ÉPOCA – Em termos práticos, o que tem de ser feito agora? 
Rittl – Precisamos começar a falar de descarbonização da economia. Atualmente, temos o risco de aumento de desmatamento na Amazônia e continuamos aumentando ano a ano o percentual dos investimentos em energias fósseis. O Plano Agricultura de Baixo Carbono recebe apenas 1,6% dos recursos para a agropecuária, o que é um absurdo, considerando todo o pontencial para a redução de emissões. Precisamos reorientar a economia e fazer uma discussão séria sobre desmatamento.

O que esperamos é que haja essa indicação de mais ambição por parte do governo. O próprio ministro do Meio Ambiente, Sarney Filho, disse que o aquecimento global precisa ficar abaixo de 1,5º C. Isso exige mais ambição.
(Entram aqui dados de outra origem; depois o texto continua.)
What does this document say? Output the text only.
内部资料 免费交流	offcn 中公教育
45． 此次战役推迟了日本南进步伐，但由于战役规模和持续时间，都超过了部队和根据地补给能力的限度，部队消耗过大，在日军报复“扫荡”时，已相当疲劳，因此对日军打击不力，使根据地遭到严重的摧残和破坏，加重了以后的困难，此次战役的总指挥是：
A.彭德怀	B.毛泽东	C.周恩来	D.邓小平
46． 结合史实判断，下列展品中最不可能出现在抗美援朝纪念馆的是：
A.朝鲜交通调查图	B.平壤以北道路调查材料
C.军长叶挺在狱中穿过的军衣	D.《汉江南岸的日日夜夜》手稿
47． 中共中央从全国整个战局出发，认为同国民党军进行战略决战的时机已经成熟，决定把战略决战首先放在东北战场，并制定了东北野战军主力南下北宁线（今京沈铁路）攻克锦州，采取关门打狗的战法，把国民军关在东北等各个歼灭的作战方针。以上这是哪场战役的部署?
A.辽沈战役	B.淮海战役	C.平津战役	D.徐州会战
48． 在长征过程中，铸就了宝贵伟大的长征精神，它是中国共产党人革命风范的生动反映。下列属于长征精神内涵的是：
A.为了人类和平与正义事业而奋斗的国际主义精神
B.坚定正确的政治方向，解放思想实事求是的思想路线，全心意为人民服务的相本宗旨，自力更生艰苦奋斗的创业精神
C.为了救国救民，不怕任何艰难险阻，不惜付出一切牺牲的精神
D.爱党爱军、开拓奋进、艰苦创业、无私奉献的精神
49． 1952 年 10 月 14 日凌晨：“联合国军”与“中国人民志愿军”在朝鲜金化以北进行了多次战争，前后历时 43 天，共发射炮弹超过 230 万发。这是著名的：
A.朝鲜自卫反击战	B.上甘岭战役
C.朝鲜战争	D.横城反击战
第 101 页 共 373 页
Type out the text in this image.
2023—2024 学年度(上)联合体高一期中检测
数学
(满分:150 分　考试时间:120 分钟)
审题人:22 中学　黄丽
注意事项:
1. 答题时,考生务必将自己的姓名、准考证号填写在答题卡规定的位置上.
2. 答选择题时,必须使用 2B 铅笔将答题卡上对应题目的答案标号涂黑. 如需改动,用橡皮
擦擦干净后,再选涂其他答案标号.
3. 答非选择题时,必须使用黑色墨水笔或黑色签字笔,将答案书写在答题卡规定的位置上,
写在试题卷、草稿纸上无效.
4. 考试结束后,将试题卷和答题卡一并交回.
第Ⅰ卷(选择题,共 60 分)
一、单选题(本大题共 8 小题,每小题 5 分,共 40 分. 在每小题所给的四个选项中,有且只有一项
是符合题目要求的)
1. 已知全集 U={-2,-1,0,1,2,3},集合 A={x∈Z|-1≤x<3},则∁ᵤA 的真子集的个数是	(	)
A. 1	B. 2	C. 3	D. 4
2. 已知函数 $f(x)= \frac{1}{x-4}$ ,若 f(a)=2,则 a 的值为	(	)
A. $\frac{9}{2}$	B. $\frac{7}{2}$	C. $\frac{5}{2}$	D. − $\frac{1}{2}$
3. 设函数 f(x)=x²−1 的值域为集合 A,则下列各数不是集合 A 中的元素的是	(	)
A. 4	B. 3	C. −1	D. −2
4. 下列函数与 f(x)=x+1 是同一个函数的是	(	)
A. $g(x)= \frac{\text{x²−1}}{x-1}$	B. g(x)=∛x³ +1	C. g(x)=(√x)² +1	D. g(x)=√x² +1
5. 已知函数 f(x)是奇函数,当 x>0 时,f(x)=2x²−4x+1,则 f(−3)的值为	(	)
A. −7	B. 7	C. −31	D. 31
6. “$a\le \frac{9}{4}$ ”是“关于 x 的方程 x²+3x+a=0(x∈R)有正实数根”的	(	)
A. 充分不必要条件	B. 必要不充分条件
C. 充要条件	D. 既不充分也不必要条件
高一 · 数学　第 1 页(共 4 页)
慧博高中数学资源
É louvável o Brasil ratificar o Acordo, mas precisa vir com mudança na orientação de nosso desenvolvimento, já pensando na massificação das energias renováveisNeste ano, a eólica está gerando 50 mil empregos, mesmo com toda a recessão econômica. O setor solar está engatinhando, mas tem um potencial imenso.

Resumindo: desmatamento zero, restauração florestal, descarbonizar nossa matriz energética e massificar o crédito agrícola para agricultura e pecuária de baixo carbono.

ÉPOCA – Podemos ser otimistas de que o Acordo de Paris entre em vigor ainda neste ano?
Rittl – Sim. O Brasil vai ratificar agora, China e Estados Unidos fizeram no começo de setembro. São três grandes emissores. A Índia já indicou que vai ratificar ainda este ano, e na União Europeia existe uma discussão interna muito forte para que isso aconteça o mais rápido possível. Acho que a gente tem boas chances de, até o final do ano, atingir os números que são importantes – 55 países e 55% das emissões. A entrada em vigor ainda neste ano pode permitir acelerar as mudanças. E isso é fundamental. O Acordo de Paris não salvou o clima do planeta. Salvou a chance de evitar que o clima caminhe para ao caos. Criou condições para colocar o mundo nos eixos. Mas ainda estamos no rumo do caos, que é um aquecimento global acima de 3º C. Com pouco mais de 1º C já sofremos impactos e estamos pagando um preço muito alto. Só neste ano, até agosto, 22% dos municípios brasileiros decretaram situação de emergência ou calamidade pública por desastres naturais, segundo a Defesa Civil. Chuvas, enxurradas, secas, estiagens, tornados, deslizamentos. Precisamos agir em várias frentes.